Mercoledì, Febbraio 19, 2014

Firenze città d’arte tutta da visitare e vivere

Fiorente città d’arte la cui importanza si espleta soprattutto grazie alle opere rinascimentali, Firenze è a tutti gli effetti considerata come una vera e propria bomboniera, ricca di monumenti, sculture, quadri e dipinti di pittori famosi ed opere di ogni tipo, e per questo motivo parecchio apprezzata dai turisti provenienti da ogni parte del mondo.

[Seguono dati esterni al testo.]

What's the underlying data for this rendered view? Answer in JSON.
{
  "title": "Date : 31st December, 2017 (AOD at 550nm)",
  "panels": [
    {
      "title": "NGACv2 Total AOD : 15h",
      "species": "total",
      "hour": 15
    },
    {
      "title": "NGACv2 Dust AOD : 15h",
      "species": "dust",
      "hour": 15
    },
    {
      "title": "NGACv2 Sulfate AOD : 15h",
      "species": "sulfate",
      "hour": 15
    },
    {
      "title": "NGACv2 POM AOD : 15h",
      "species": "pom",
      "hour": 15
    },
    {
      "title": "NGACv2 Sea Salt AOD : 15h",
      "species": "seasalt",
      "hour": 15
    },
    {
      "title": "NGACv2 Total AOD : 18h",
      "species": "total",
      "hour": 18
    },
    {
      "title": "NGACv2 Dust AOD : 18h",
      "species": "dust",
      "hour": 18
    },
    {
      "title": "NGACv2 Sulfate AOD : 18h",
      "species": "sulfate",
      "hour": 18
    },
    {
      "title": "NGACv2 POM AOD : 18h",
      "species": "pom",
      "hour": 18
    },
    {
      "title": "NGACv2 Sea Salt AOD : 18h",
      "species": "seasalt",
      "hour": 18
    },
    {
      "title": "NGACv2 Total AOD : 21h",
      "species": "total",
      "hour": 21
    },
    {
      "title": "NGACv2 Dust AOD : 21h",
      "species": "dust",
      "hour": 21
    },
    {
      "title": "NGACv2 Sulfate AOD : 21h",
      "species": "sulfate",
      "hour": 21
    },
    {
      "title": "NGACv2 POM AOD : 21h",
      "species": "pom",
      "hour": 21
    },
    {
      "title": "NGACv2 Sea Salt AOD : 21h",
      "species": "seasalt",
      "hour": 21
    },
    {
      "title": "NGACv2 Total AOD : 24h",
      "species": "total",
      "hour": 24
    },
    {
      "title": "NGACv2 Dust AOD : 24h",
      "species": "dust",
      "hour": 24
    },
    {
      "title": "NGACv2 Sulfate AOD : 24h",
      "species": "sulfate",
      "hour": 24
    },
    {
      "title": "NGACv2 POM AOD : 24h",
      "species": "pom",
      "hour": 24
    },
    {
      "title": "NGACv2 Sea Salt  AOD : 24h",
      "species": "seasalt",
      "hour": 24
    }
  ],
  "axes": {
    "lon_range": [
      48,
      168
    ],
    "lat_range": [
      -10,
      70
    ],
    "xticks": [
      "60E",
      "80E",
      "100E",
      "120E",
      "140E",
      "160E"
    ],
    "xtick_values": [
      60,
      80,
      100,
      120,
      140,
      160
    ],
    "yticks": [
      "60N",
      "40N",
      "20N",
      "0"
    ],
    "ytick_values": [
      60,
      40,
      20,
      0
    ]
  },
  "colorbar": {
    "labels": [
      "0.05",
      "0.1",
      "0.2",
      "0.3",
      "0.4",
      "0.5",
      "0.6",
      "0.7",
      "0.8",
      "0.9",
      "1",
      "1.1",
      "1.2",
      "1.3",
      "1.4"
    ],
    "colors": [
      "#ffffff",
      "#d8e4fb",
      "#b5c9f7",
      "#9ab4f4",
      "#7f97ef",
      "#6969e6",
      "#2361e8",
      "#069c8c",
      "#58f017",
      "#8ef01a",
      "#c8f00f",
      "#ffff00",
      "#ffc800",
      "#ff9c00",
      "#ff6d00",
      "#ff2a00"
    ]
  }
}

Ricordiamo, a questo proposito, che Firenze non è solo “il Ponte Vecchio” o “la Cupola del Brunelleschi”: si tratta chiaramente di luoghi che è impossibile non visitare quando ci si reca in questa splendida città, ma da vedere, a Firenze, c’è moltissimo, e non basterebbe una sola visita per soddisfare
tutto il proprio interesse.

firenze1.jpg

Si dice infatti che il centro storico di Firenze sia talmente ricco di opere d’arte e monumenti, che è veramente impossibile scindere la parte urbanistica da quella artistica, architettonica e culturale: basta fare una passeggiata intorno al “quadrilatero romano” oppure vicino a Palazzo Pitti per lasciarsi rapire dalla cura degli edifici, delle decorazioni e degli splendidi dettagli decorativi, ripercorrendo anche l’interessante storia artistica della città dominata soprattutto dall’epoca rinascimentale.

pitti.jpg

Ed è proprio a questo periodo storico che Firenze deve molto: pensiamo ad esempio all’artista Michelangelo, di cui è possibile visitare, in svariati musei e gallerie della città, svariate
opere di rara importanza, come ad esempio il Tondo Doni, sito nella Galleria degli Uffizi oppure altri dipinti importanti come il quadro Madonna col bambino, che invece si può vedere in Casa Buonarroti o ancora, a Palazzo Vecchio, la Battaglia di cascina.

uffizi.jpg

Naturalmente Firenze pullula di opere artistiche di grande valore in diverse gallerie o musei, nonché in diverse mostre moderne o contemporanee: una tra le gallerie maggiormente fiorente da questo punto di vista è la Galleria degli Uffizi, che ancora oggi conserva e presenta al pubblico opere d’arte di incommensurabile valore come dipinti di Raffaello, Michelangelo, Cimabue, Caravaggio, Giotto, Tiziano, Canaletto, ed anche opere scultoree provenienti dalla collezione dei Medici.